Israel’s politicians have never been the type to traditionally be demure or genteel. Rather, they have been more commonly raucous and aggressive, which is evident in their election campaigns.
The past four elections throughout the last three years have been typified by smear campaigns and hateful generalizations between political enemies – and sometimes not even between enemies, but even between partners – and allies.
The rhetoric between individual politicians and parties, in general, has been rough. Former prime minister and current opposition leader Benjamin Netanyahu was known for his “gevalt” campaigns during which he would go to every news channel and newspaper he could reach and give interviews, where he would tear down every other right-wing party – whom he’d later team up with to form a coalition – while claiming that voting for smaller parties would ensure that the country “will go to the Left.”
This is somewhat counter-intuitive. As these very parties would be his partners in a potential coalition, it seems illogical that the Likud would tear them down, only to “unite” with them later on down the line. But this was his technique: Tear the other down, no matter who the other is, in however aggressive a manner you can manage in order to preserve yourself.
That makes this tactic the very exemplification of the aggressive campaigning seen in Israel.

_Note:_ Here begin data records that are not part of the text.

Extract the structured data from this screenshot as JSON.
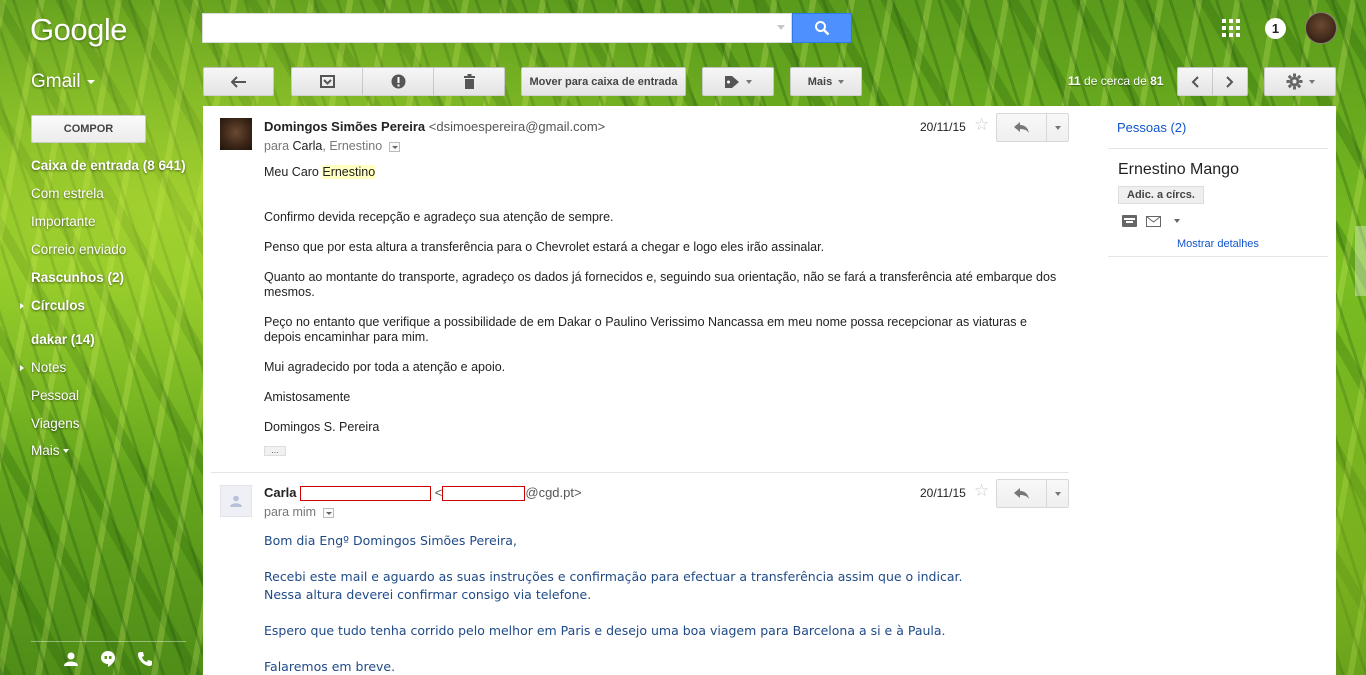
{
  "header": {
    "logo": "Google",
    "search": {
      "value": "",
      "placeholder": ""
    },
    "notifications": "1"
  },
  "app": {
    "name": "Gmail"
  },
  "toolbar": {
    "move_to_inbox": "Mover para caixa de entrada",
    "more": "Mais",
    "pager_current": "11",
    "pager_text": "de cerca de",
    "pager_total": "81"
  },
  "sidebar": {
    "compose": "COMPOR",
    "items": [
      {
        "label": "Caixa de entrada (8 641)"
      },
      {
        "label": "Com estrela"
      },
      {
        "label": "Importante"
      },
      {
        "label": "Correio enviado"
      },
      {
        "label": "Rascunhos (2)"
      },
      {
        "label": "Círculos"
      },
      {
        "label": "dakar (14)"
      },
      {
        "label": "Notes"
      },
      {
        "label": "Pessoal"
      },
      {
        "label": "Viagens"
      },
      {
        "label": "Mais"
      }
    ]
  },
  "messages": [
    {
      "sender": "Domingos Simões Pereira",
      "email": "<dsimoespereira@gmail.com>",
      "to_prefix": "para",
      "to_names": "Carla",
      "to_names2": "Ernestino",
      "date": "20/11/15",
      "greeting_pre": "Meu Caro ",
      "greeting_hl": "Ernestino",
      "paragraphs": [
        "Confirmo devida recepção e agradeço sua atenção de sempre.",
        "Penso que por esta altura a transferência para o Chevrolet estará a chegar e logo eles irão assinalar.",
        "Quanto ao montante do transporte, agradeço os dados já fornecidos e, seguindo sua orientação, não se fará a transferência até embarque dos mesmos.",
        "Peço no entanto que verifique a possibilidade de em Dakar o Paulino Verissimo Nancassa em meu nome possa recepcionar as viaturas e depois encaminhar para mim.",
        "Mui agradecido por toda a atenção e apoio.",
        "Amistosamente",
        "Domingos S. Pereira"
      ],
      "ellipsis": "..."
    },
    {
      "sender": "Carla",
      "email_open": "<",
      "email_domain": "@cgd.pt>",
      "to_line": "para mim",
      "date": "20/11/15",
      "paragraphs": [
        "Bom dia Engº Domingos Simões Pereira,",
        "Recebi este mail e aguardo as suas instruções e confirmação para efectuar a transferência assim que o indicar.",
        "Nessa altura deverei confirmar consigo via telefone.",
        "Espero que tudo tenha corrido pelo melhor em Paris e desejo uma boa viagem para Barcelona a si e à Paula.",
        "Falaremos em breve."
      ]
    }
  ],
  "people": {
    "link": "Pessoas (2)",
    "contact_name": "Ernestino Mango",
    "add_circles": "Adic. a círcs.",
    "show_details": "Mostrar detalhes"
  },
  "colors": {
    "search_button": "#4d90fe",
    "link": "#1155cc",
    "body2_text": "#1f4a87"
  }
}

Parties along the political spectrum in every which way are not afraid to tear each other down in a similar way. Ahead of the March elections in 2021, then-justice minister Benny Gantz held that Netanyahu, who had been encouraging people to protest outside the Justice Ministry at the time, was inciting violence outside a government building.
He compared him to former US President Donald Trump, saying that his words are “borderline incitement” in the same way Trump’s were during the January 6 insurrection at the Capitol, during which rioters broke into the government building.
Meanwhile, then-opposition leader and now-Prime Minister Yair Lapid has reiterated on several occasions that he would be willing to sacrifice his own political career if it meant ousting Netanyahu. That is, if anything ever was, an all-or-nothing campaign.
On the Left, the parties throughout the past few years have been on the defensive, for the most part shoving off claims of anti-Zionism. Their attack method, when carried out, is to accuse the Right of racism, fascism and various forms of hate and prejudice.
Ahead of last year’s elections, for example, Meretz leaders threatened to sue Likud MK Tali Ploskov after she said that left-wing politicians are Holocaust deniers.
Lest we forget one of the biggest mudslingers in the Israeli government, MK Itamar Ben-Gvir, who has been known to quarrel with Arab MKs on numerous occasions, often calling them “terrorists,” “the enemy” and so on. His tactic is somewhat more violent – literally. He has gotten physical on numerous occasions and was often called a fascist in response.
Each side of this discourse flings the word “extremist” and “traitor” at the other, back and forth. The arguments against one another go on and on in this format, becoming more and more extreme as they go.
Keep it civil
We’ve come to expect the worst in our politicians and their election campaigns. It may be futile, but in the up-and-coming campaigns ahead of the November 1 elections, we implore the parties and politicians running for the Knesset to keep it civil.
While the political game gets everyone riled up, it cannot be forgotten that the government is formed by the people, and the people are human beings. When politicians speak as though they talk out of the sewers, so to speak, it affects people – supporters and opposers alike.
Lower your mud-slinging hands, politicians; let us keep to tarbut hadiun (discussion culture) and see, for once, a respectful election.
Instead of telling your supporters what Israel should not be and who should not be heading it and what they should not do, step away from the negative – show us what you can and will do.
Present your ideas. Have meaningful and respectful dialogue with your competition, perhaps in the form of a proper political debate.
Present your vision for what Israel will be like under your leadership – rather than what it will not be. Focus on the issues that affect us all, not on dragging down your opponents. Then, just maybe, we’ll be able to go to the polls as informed voters.